Ella se encogió de hombros, impaciente.

—¿Amar? No sé qué quiere decir esa palabra. ¡Pero ahora no soy libre, como era antes! Puedo beber mi cerveza como antes, reír y bromear, y nadie notará la diferencia. La gente dice que soy una puta. ¿Qué es una puta? Una mujer que vende su cuerpo. ¡Yo jamás vendí nada a nadie! Y no soy tan liberal como dice la gente… No lamento lo que hice. Pero desde que conocí a Sam, desde que hablamos, ya no siento el mismo placer. ¡Ojalá nunca lo hubiera conocido!

Después de un momento, Drake dijo:

—Emma, ¿no será que la convicción del pecado comienza a crecer en usted?

Otro fuerte golpe con el gancho.

—¡No! ¡Y al demonio con esa maldita predicación! No, no sé qué es, pero pecado no es. ¿Pecado? ¡Pecado es hacer mal a otras personas, y no ser feliz con lo que uno tiene en el mundo! A veces, creo que Sam no es un hombre bueno, sino un individuo muy perverso. ¿Qué tengo yo para ser feliz?
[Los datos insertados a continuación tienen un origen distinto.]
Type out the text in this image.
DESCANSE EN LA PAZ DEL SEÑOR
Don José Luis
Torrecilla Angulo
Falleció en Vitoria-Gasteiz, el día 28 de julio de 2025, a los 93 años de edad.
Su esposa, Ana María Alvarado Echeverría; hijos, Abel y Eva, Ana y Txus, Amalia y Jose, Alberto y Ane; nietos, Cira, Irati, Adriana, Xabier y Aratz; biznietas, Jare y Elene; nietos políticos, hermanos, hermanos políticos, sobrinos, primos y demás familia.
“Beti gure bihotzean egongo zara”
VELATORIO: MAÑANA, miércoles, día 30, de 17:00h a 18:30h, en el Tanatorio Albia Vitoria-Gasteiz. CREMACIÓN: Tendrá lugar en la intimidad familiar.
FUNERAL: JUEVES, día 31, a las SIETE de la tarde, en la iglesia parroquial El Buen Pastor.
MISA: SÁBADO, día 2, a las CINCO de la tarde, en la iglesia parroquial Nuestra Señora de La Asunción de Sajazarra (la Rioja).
Me crié en el asilo, me dieron a otra gente, me maté trabajando, nunca tuve un momento libre, pasé hambre, no podía mejorar mi situación, y tenía que soportar a los hombres que me decían y hacían cosas. Ahora, estoy con los Choake, y son mejores que muchos. Tengo un poco de tiempo para mí, y medio día cada quincena. De modo que quiero ser feliz, gozar de lo que tengo, beber una copa de ron, coquetear con un hombre, correr carreras en la fiesta de Sawle, tener una cama para dormir y bastante de comer. ¿Por qué debo sentir que estoy en pecado? ¡Qué pecado cometí en este mundo excepto tratar de dar felicidad a unos pocos! ¡Usted y su condenado hermano! ¡Ojalá se ahogasen en el mar!
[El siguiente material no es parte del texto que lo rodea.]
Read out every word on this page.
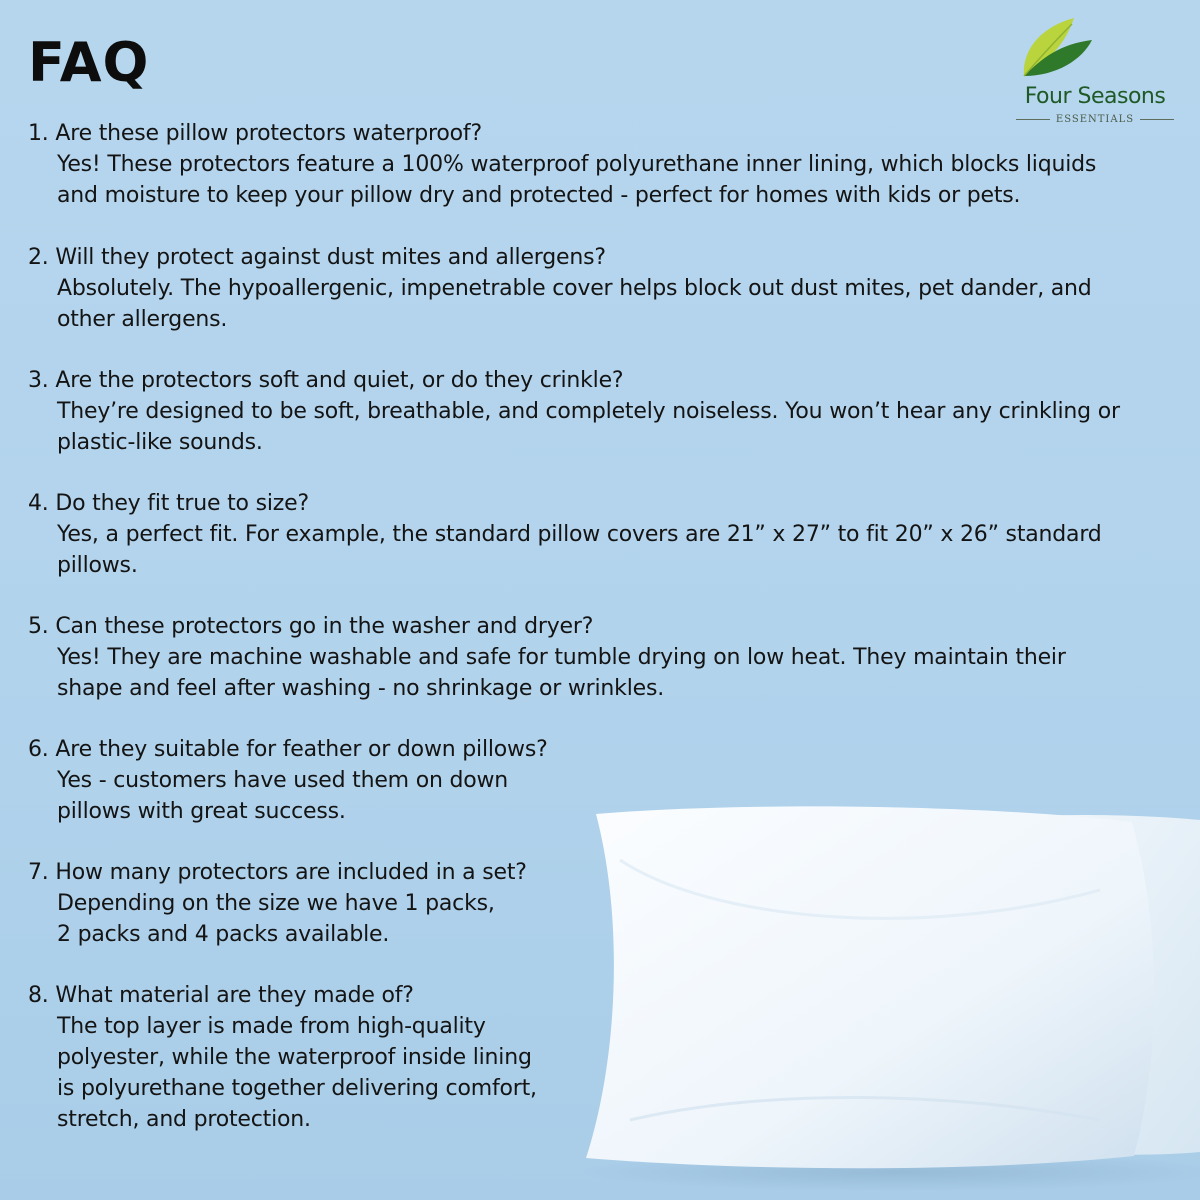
FAQ
Four Seasons
ESSENTIALS
1. Are these pillow protectors waterproof?
Yes! These protectors feature a 100% waterproof polyurethane inner lining, which blocks liquids
and moisture to keep your pillow dry and protected - perfect for homes with kids or pets.
2. Will they protect against dust mites and allergens?
Absolutely. The hypoallergenic, impenetrable cover helps block out dust mites, pet dander, and
other allergens.
3. Are the protectors soft and quiet, or do they crinkle?
They’re designed to be soft, breathable, and completely noiseless. You won’t hear any crinkling or
plastic-like sounds.
4. Do they fit true to size?
Yes, a perfect fit. For example, the standard pillow covers are 21” x 27” to fit 20” x 26” standard
pillows.
5. Can these protectors go in the washer and dryer?
Yes! They are machine washable and safe for tumble drying on low heat. They maintain their
shape and feel after washing - no shrinkage or wrinkles.
6. Are they suitable for feather or down pillows?
Yes - customers have used them on down
pillows with great success.
7. How many protectors are included in a set?
Depending on the size we have 1 packs,
2 packs and 4 packs available.
8. What material are they made of?
The top layer is made from high-quality
polyester, while the waterproof inside lining
is polyurethane together delivering comfort,
stretch, and protection.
Había llegado a enfurecerse. Todo el cuerpo le temblaba de rencor, y agitaba el gancho como si pensara descargarlo sobre Drake.

—Emma, no puedo responder por Sam. Pero de veras le digo, si usted quiere llegar a Dios como llegó él, primero tiene que sentir la convicción del pecado, y después sentir el perdón, la liberación y más tarde la alegría de la Salvación. La alegría que sentirá finalmente es más profunda que todas las alegrías que pueda haber sentido antes. Eso es lo que Sam predica. ¡Es lo que intenta hacer entender a la gente! ¡El desea que usted sea feliz, pero feliz en la virtud, más feliz que lo que jamás fue antes!
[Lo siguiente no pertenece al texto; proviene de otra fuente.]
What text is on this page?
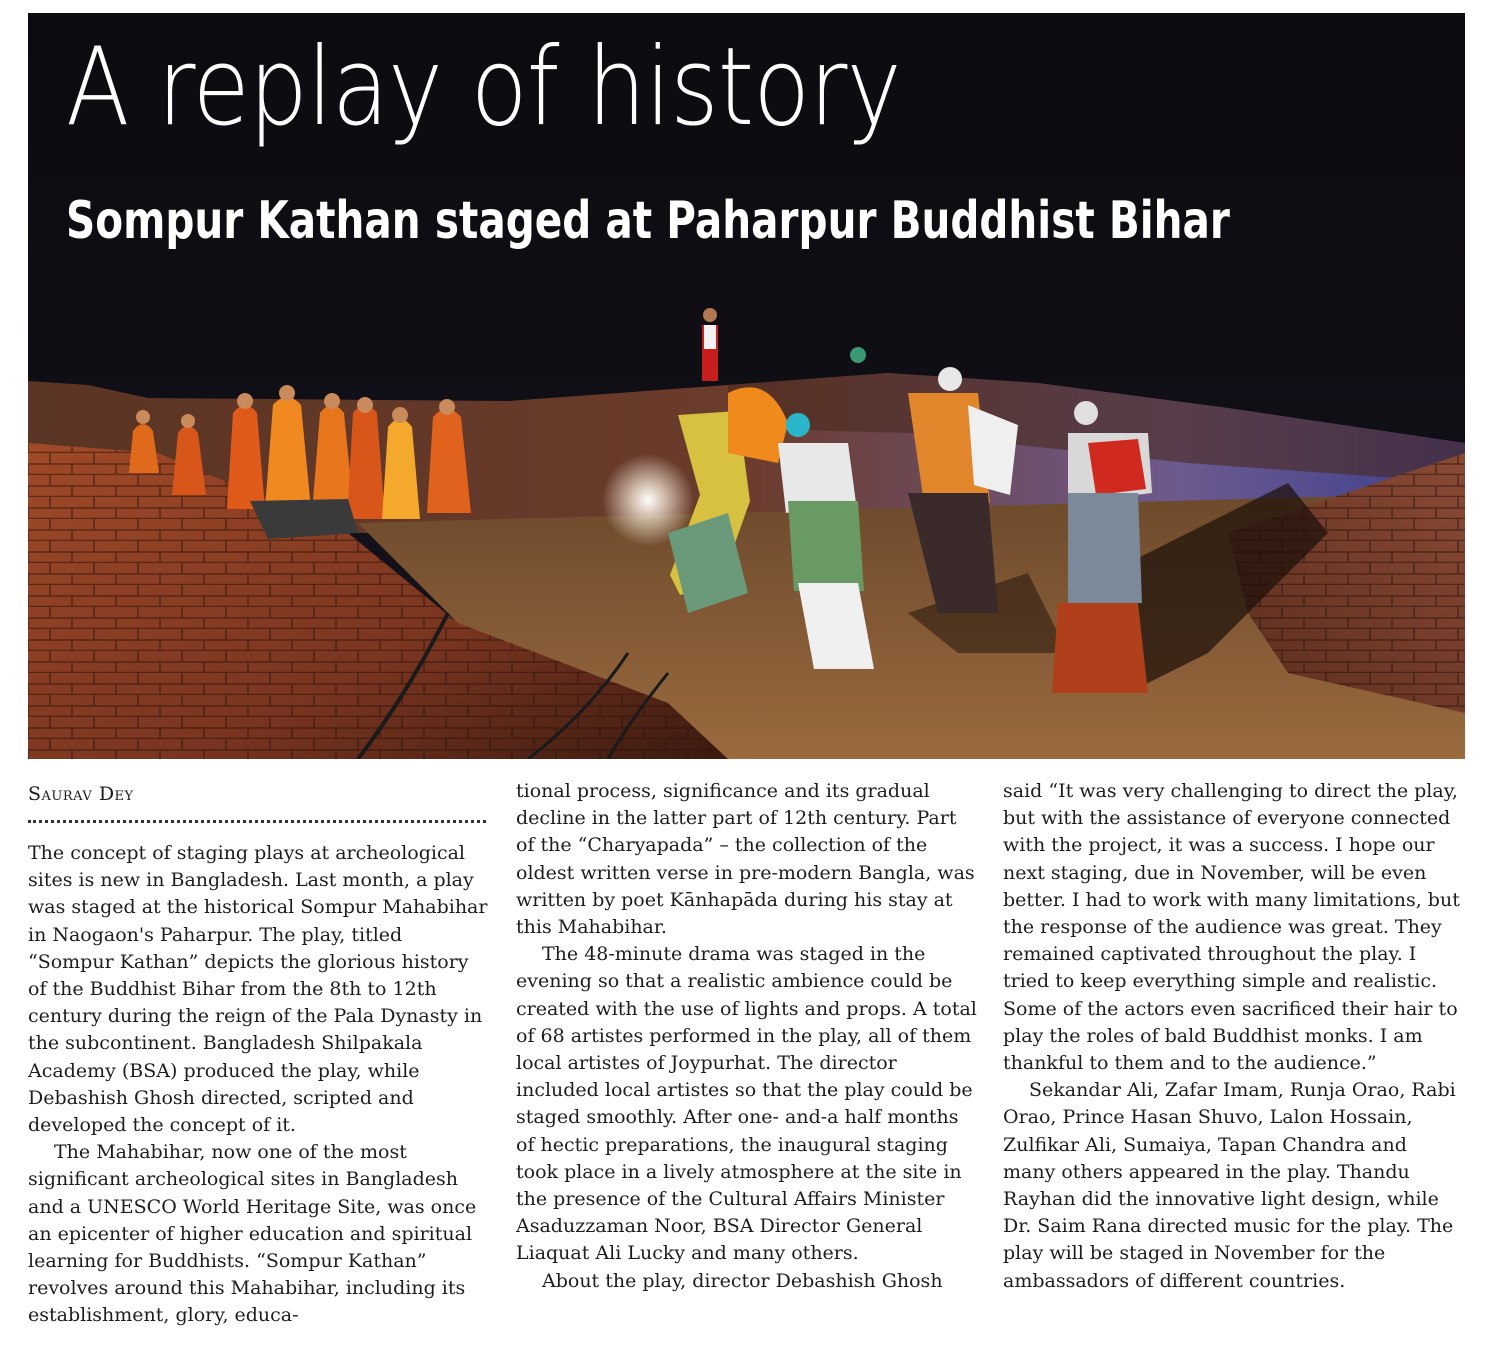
A replay of history
Sompur Kathan staged at Paharpur Buddhist Bihar
Saurav Dey

The concept of staging plays at archeological sites is new in Bangladesh. Last month, a play was staged at the historical Sompur Mahabihar in Naogaon's Paharpur. The play, titled “Sompur Kathan” depicts the glorious history of the Buddhist Bihar from the 8th to 12th century during the reign of the Pala Dynasty in the subcontinent. Bangladesh Shilpakala Academy (BSA) produced the play, while Debashish Ghosh directed, scripted and developed the concept of it.

The Mahabihar, now one of the most significant archeological sites in Bangladesh and a UNESCO World Heritage Site, was once an epicenter of higher education and spiritual learning for Buddhists. “Sompur Kathan” revolves around this Mahabihar, including its establishment, glory, educa-

tional process, significance and its gradual decline in the latter part of 12th century. Part of the “Charyapada” – the collection of the oldest written verse in pre-modern Bangla, was written by poet Kānhapāda during his stay at this Mahabihar.

The 48-minute drama was staged in the evening so that a realistic ambience could be created with the use of lights and props. A total of 68 artistes performed in the play, all of them local artistes of Joypurhat. The director included local artistes so that the play could be staged smoothly. After one- and-a half months of hectic preparations, the inaugural staging took place in a lively atmosphere at the site in the presence of the Cultural Affairs Minister Asaduzzaman Noor, BSA Director General Liaquat Ali Lucky and many others.

About the play, director Debashish Ghosh

said “It was very challenging to direct the play, but with the assistance of everyone connected with the project, it was a success. I hope our next staging, due in November, will be even better. I had to work with many limitations, but the response of the audience was great. They remained captivated throughout the play. I tried to keep everything simple and realistic. Some of the actors even sacrificed their hair to play the roles of bald Buddhist monks. I am thankful to them and to the audience.”

Sekandar Ali, Zafar Imam, Runja Orao, Rabi Orao, Prince Hasan Shuvo, Lalon Hossain, Zulfikar Ali, Sumaiya, Tapan Chandra and many others appeared in the play. Thandu Rayhan did the innovative light design, while Dr. Saim Rana directed music for the play. The play will be staged in November for the ambassadors of different countries.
Emma puso el gancho bajo el brazo.

—Bien, todo eso de nada me sirve, se lo aseguro. Mírelos, mire a los metodistas que andan por ahí, las bocas apretadas, los ceños fruncidos, temerosos aunque sea de mirar a una gallina, porque la gallina puede ser Satán disfrazado… ¿son felices? ¡Qué me cuelguen si lo parecen!

Drake suspiró.

—Hermana, cada uno debe hacer lo que cree mejor. El mundo no me trata bien, como sin duda usted habrá oído decir. No me corresponde contestar a sus preguntas. Lamento que tenga dificultades con Sam. Lo lamento por usted y también por él. Pero si usted no encuentra en sus promesas algo, que le interese creo que nada le ayudará a resolver su situación con él.

Emma permaneció de pie, atándose el nudo del pañuelo.

—Al fondo del pozo de la mina —dijo—. Allí habría que arrojarlos a los dos. Al fondo del pozo de una mina, con mucha agua, para que se ahoguen.

Se alejó, y Drake se quedó mirándola. No volvió a entrar en su casa hasta que la figura no fue más que un punto a lo lejos, sobre la colina.